Jack and Stuart in West Sussex in 2010

 

OK, we are out of the hospital, got the electro-leech off the neck, and feeling good.  Sunday it’s on the big bird to the UK for a tour with Jack.  We’ll be back about October 22 and headed for Port Aransas, and I hope to see my winter Texan friends.  If that’s you, drop me a note at [email protected], or at the email page at the end of this website.

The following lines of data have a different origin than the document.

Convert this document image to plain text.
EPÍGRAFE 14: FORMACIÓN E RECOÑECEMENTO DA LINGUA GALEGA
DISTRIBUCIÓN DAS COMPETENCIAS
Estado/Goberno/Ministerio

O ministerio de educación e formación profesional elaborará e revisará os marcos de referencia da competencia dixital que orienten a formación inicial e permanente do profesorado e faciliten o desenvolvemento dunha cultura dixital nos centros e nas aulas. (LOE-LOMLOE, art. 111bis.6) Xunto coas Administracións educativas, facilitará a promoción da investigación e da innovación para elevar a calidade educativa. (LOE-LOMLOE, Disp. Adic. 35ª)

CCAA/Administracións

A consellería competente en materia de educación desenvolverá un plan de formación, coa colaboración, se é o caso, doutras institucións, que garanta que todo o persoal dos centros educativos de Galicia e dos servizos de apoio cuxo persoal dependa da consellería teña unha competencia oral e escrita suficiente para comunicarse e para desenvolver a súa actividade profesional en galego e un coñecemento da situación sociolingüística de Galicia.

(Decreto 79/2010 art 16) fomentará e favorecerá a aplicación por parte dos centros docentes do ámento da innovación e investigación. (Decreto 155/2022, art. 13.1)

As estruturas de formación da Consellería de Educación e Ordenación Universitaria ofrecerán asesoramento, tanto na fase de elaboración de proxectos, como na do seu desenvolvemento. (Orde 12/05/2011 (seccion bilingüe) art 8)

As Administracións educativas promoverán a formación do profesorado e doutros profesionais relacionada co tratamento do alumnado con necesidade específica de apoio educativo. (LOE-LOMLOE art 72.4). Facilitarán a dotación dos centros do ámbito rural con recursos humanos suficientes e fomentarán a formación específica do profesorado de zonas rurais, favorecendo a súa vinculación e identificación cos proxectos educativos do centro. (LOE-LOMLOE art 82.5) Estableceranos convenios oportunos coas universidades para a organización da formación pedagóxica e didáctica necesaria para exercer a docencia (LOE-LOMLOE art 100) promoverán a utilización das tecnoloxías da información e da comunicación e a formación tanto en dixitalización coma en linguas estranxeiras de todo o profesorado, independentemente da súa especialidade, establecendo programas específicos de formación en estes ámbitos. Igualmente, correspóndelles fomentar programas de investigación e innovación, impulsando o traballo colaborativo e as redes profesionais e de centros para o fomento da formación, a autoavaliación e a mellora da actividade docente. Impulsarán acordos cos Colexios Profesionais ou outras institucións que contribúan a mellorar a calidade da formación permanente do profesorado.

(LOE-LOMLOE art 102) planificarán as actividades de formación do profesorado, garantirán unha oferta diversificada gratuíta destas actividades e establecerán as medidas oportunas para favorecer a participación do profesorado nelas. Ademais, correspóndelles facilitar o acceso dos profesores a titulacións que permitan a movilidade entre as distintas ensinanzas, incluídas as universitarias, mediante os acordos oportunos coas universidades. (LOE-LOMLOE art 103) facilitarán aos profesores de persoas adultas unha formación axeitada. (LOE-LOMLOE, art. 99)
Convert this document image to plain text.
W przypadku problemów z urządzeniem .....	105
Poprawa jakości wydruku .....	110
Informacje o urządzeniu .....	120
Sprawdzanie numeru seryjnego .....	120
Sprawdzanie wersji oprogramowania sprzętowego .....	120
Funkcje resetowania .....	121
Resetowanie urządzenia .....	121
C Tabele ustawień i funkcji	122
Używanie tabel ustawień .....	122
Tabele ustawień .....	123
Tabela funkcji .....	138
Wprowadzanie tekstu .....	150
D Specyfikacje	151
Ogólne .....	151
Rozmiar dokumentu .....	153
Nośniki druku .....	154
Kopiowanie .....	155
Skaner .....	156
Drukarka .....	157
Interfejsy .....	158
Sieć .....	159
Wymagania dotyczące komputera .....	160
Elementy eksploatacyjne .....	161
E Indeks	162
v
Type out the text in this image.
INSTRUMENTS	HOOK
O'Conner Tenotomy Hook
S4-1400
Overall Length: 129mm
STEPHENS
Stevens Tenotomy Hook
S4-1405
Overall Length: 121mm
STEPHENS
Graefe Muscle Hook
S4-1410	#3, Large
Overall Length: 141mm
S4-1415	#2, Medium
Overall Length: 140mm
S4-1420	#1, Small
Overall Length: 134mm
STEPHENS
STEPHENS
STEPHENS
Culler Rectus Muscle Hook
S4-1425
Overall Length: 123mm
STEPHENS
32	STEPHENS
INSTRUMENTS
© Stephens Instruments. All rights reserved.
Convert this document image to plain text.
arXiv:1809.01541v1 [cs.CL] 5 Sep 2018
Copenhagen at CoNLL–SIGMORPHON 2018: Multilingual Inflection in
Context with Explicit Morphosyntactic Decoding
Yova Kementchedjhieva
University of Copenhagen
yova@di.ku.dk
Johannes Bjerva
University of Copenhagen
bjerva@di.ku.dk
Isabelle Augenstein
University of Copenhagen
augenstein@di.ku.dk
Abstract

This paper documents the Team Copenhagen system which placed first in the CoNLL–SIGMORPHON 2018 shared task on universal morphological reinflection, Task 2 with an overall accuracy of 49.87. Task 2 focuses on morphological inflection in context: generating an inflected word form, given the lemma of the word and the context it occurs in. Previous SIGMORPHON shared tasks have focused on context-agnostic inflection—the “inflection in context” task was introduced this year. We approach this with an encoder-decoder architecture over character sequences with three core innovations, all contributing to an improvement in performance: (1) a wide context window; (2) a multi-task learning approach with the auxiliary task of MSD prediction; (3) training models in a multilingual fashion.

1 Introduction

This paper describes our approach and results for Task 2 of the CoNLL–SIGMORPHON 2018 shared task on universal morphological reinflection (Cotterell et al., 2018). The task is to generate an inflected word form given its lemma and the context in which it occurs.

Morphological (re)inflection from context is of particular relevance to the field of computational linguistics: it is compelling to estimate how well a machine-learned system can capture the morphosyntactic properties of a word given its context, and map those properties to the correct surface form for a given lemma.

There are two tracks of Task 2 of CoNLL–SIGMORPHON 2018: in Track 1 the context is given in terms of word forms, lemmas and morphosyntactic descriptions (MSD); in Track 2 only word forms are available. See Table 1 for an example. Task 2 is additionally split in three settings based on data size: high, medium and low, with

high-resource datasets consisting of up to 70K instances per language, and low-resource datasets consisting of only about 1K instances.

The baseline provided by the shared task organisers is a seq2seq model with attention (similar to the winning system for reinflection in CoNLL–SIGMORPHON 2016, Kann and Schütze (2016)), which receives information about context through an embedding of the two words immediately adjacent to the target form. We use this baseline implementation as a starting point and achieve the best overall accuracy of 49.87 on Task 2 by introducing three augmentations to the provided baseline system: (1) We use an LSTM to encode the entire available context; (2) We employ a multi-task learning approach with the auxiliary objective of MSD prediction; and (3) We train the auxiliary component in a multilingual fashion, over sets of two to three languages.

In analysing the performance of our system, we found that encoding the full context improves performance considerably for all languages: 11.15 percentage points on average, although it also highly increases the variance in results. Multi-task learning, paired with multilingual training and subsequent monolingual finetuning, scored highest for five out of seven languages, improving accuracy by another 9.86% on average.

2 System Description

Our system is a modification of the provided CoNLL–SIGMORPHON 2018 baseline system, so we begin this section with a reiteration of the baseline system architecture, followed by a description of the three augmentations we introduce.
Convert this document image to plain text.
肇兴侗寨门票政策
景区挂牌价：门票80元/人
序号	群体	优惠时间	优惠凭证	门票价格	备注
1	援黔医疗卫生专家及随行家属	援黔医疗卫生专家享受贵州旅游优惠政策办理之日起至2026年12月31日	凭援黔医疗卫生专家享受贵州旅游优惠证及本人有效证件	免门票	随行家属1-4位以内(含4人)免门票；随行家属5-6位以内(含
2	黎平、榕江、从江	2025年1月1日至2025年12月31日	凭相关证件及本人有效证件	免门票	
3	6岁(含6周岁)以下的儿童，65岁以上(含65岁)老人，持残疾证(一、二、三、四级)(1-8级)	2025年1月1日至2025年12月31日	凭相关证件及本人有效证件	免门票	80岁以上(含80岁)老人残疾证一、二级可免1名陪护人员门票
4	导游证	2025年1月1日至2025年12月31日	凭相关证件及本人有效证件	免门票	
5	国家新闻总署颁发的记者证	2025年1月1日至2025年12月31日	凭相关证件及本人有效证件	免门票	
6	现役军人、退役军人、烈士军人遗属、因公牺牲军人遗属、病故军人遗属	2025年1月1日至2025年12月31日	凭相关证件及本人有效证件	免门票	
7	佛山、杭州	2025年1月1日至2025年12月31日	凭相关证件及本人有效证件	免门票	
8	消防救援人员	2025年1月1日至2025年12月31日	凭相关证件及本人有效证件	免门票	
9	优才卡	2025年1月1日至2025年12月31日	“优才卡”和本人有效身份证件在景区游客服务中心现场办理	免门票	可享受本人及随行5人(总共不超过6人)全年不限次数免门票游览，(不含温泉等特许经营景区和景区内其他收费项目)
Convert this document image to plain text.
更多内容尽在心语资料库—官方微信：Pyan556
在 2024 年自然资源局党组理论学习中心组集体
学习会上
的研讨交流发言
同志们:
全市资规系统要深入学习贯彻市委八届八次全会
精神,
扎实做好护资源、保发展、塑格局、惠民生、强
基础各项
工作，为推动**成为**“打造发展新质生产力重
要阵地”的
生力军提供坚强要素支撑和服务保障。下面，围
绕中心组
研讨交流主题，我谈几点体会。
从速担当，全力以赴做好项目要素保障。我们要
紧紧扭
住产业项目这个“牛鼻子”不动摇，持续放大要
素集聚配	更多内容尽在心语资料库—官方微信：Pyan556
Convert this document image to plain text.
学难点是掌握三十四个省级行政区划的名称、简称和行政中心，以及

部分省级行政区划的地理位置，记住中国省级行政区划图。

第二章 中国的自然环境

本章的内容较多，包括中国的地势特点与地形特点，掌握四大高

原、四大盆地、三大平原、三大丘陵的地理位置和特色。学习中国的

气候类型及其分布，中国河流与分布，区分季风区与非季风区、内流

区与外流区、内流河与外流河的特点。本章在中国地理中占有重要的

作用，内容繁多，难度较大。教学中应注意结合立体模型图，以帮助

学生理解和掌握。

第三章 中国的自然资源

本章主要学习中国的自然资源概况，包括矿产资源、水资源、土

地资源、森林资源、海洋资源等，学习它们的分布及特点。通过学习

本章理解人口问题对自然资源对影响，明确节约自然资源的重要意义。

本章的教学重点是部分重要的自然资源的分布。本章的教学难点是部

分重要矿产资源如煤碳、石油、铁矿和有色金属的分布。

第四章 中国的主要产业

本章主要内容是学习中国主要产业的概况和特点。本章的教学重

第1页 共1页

Just in case you happen to slumming around the south of England next month, here’s our schedule:

26 Sept 7.30 The Crown Hotel, Alton, Hampshire

30 Sept 3.00 The Bounty, Bounty Road, Basingstoke, Hampshire

3 Oct. 8.00 Coach and Horses, Rotherwick, Hook, Hampshire

7 Oct. 8.00 The Roebuck, Laughton, E. Sussex

8 Oct. 8.00 White Horse, Bodle Street Green, Hailsham, E Sussex

9 Oct 8.00 Green Man Folk Club – Golden Pheasant, Farringdon, Hampshire

18 Oct 8.00 Thursday Blues, Arts Centre, 21 South Street, Reading, Berks.

19 Oct 8.00 Phoenix Theatre, Bordon, Hampshire. – Concert

Love and health to all ~ be in touch!